The teenager hasn't seen his father in two years, and his mother disappeared a year ago. He lives in one of Asia's wealthiest countries, but in adulthood he is likely to encounter discrimination from potential employers and, if he manages to find work, a salary well below the national average.
Yet Yong-hee, a North Korean who escaped to the South two years ago, considers himself fortunate. "I like living here because it's wealthy and I can do more or less what I like, but I miss my parents," he says.
More and more young North Korean numbers come South
Yong-hee is one of 200 young defectors studying at Hangyeore middle and high school, a government-funded facility 80 kilometers south of Seoul. He is one of 19,300 North Koreans to have defected to the South since the end of the 1950-53 Korean War, the initial trickle turning into a flood in the late 1990s when the North was hit by a devastating famine.

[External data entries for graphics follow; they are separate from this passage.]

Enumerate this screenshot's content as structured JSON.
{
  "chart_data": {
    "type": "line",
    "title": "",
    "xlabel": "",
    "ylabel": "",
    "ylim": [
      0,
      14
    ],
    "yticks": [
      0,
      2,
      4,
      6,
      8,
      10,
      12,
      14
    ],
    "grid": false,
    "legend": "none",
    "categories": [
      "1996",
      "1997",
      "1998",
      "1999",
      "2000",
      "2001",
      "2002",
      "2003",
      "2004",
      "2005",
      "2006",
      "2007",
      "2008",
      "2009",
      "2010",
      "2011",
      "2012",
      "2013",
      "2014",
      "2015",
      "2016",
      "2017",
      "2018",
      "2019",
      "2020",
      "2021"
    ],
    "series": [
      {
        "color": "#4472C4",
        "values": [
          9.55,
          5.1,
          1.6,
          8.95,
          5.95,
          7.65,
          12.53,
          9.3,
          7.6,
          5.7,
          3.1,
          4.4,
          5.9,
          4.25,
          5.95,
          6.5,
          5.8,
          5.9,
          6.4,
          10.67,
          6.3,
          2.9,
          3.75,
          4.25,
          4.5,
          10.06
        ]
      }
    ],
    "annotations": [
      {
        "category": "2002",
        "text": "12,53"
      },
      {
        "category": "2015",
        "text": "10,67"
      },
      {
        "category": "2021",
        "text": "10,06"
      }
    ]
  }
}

The total is expected to top 20,000 by this October amid reports of more food shortages and growing political instability, as the regime's ailing leader, Kim Jong-il, attempts a transfer of power to his son Kim Jong-un.
The economic situation in the North has worsened since a botched currency revaluation last year rendered household savings almost worthless and sparked a rapid rise in the price of rice and other staples.
School and hardship
Here at the Hangyeore school, which opened in 2006, students ages 13 to 24 attempt to acquire the skills they need to adjust to life in a wealthy democracy. Many students arrive without parents and bear the emotional scars of a childhood spent in one of the world's poorest and most repressive countries. Most witnessed public executions and saw members of their family die of starvation.
But as many defectors have discovered, arrival in the South does not necessarily signal the end of hardship. Poor language skills and residual prejudice mean defectors typically earn much less than South Koreans. Their unemployment rate is almost 14 percent compared with the national average of 4 percent.
Twenty-one-year old Yi Gil-dong says a rare glimpse of South Korean television was the catalyst for her journey into China on the back of a bribed North Korean soldier. Ms. Yi, who graduates next year, hopes to qualify as a psychiatrist and counsel other North Korean defectors.
"I wasn't even allowed to wear the shoes I wanted," Yi says of her school days in the North. "We pretended to believe the propaganda we were taught at school. But we knew the difference between being free and not being free. It feels natural for me to be here, like this is where I am supposed to be."
[ Editor's note: Defectors' names have been changed to protect their families.]